Recruiting and retaining top talent means offering a competitive benefits package, and increasingly that means offering a student loan benefit. However, in my conversations with EAP providers and others in the HR benefits industry, I find that few groups are familiar with the ins-and-outs of the various benefits and platforms available.
In the coming weeks, I will be writing more about what to look for when analyzing student loan benefits platforms. But before beginning the procurement process, companies should do some introspective work to figure out what they might be looking for.
Any company considering a student loan HR benefit should ask themselves these questions to get started.
1) What financial resources do you have to dedicate to a student loan benefit?
Student loan benefits range significantly in how expensive they might be. The first thing you need to decide is what type of money you have to invest in a student loan benefit.
If funds are limited, you may want to look at non-monetary options like refinancing partnerships (i.e. contracts with banks that will help your employees refinance to lower interest rates). However, as discussed below, refinancing partnerships come with drawbacks.
Alternately, if you already have a retirement plan in place, one way to lower the net expense is to institute a program that diverts funds from a retirement matching program to a student loan matching program. However, there are tax implications for both the company and the employee to doing so. I’ll be discussing these issues more in depth in future posts.
2) Are you willing to re-write your retirement plan or would you like to keep your student loan benefit separate from retirement savings?

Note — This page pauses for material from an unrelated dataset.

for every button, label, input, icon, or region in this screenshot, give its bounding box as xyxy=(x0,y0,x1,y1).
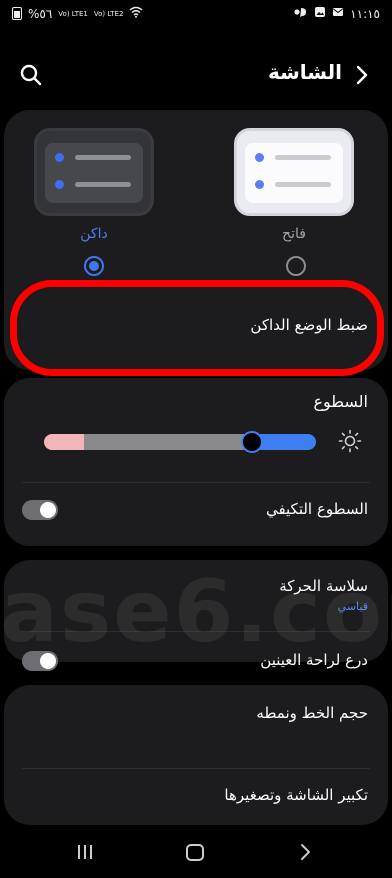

Some companies are making 401(k) contributions based entirely on their employees student loan payments. This match can be an extremely attractive offer from a recruiting perspective. Additionally, this structure can help you keep your expenses low because employees can take advantage of the match either through student loan contributions or through 401(k) contributions, but not both. However, implementing a 401(k)-based student loan benefit requires re-writing your retirement plan and preparing for IRS oversight of the program.
3) Do your employees tend to need better interest rates or better knowledge of the federal programs?
Private refinancing is all the rage in the student loan benefit space. In recent years a swarm of refinancing options have popped up, offering borrowers competitive interest rates that are sometimes 4-5 percentage points lower than their federal student loans. Some companies have partnered with these refinancing entities to offer even more competitive rates to their employees.
To figure out whether you should emphasize private refinancing in your student loan benefit, ask yourself whether your employees tend to need better interest rates or better knowledge of the federal program.
If your company pays competitive salaries in high-demand fields such as technology or law, it is very likely that the majority of your employees will be hoping to pay off their loans as quickly as possible to lower the interest they pay over the life of the loan. If this is the case, a private refinancing partnership will help your employees to save money.
Of course, employees lose access to federal benefits when they privately refinance, so it is not always the best option, even for highly-compensated borrowers. Financial counseling and advice may be preferable to a refinancing option (or an addition to a refinancing option) if your employees would benefit from staying within the federal program.
4) Is stress relief and employee wellness a goal of your student loan benefit?
Twenty years ago, health and physical wellness outside of work were not a concern for HR departments. These days you would be hard-pressed to find a competitive HR department that isn’t thinking through stress, health, and wellness inside and out of the workplace.
Student loans can absolutely be a stressor for the modern-day workforce. 81% of employees with significant student loan debt report being stressed about their financials. 55% of those same employees report being distracted by their finances at work.
If these numbers are concerning to you and you see the student loan benefit as a wellness benefit, be sure to include financial counseling and advice as part of whatever platform you choose. While a monetary benefit can be a huge help, for borrowers buried under a mountain of debt, control and empowerment can be just as needed as a bit of extra cash.
5) Do you want to use your student loan benefit as an incentive for retention?
A student loan benefit can be an opportunity for both recruitment and retention. In an effort to incentivize long-term commitment to a company, some HR departments have offered vesting student loan benefits. For instance, a company might offer to make 20% of a student loan payment in an employee’s first year, 40% in the next year, and so on.
This structure can be a powerful retention tool. Alternately, it can disincentivize new hires who will not immediately reap financial benefits — or anger veteran employees who had to pay their student loans on their own.
Deciding internally how you want to balance the various goals of your student loan benefit will drive your procurement process and help shape your evaluation of the platforms and programs available.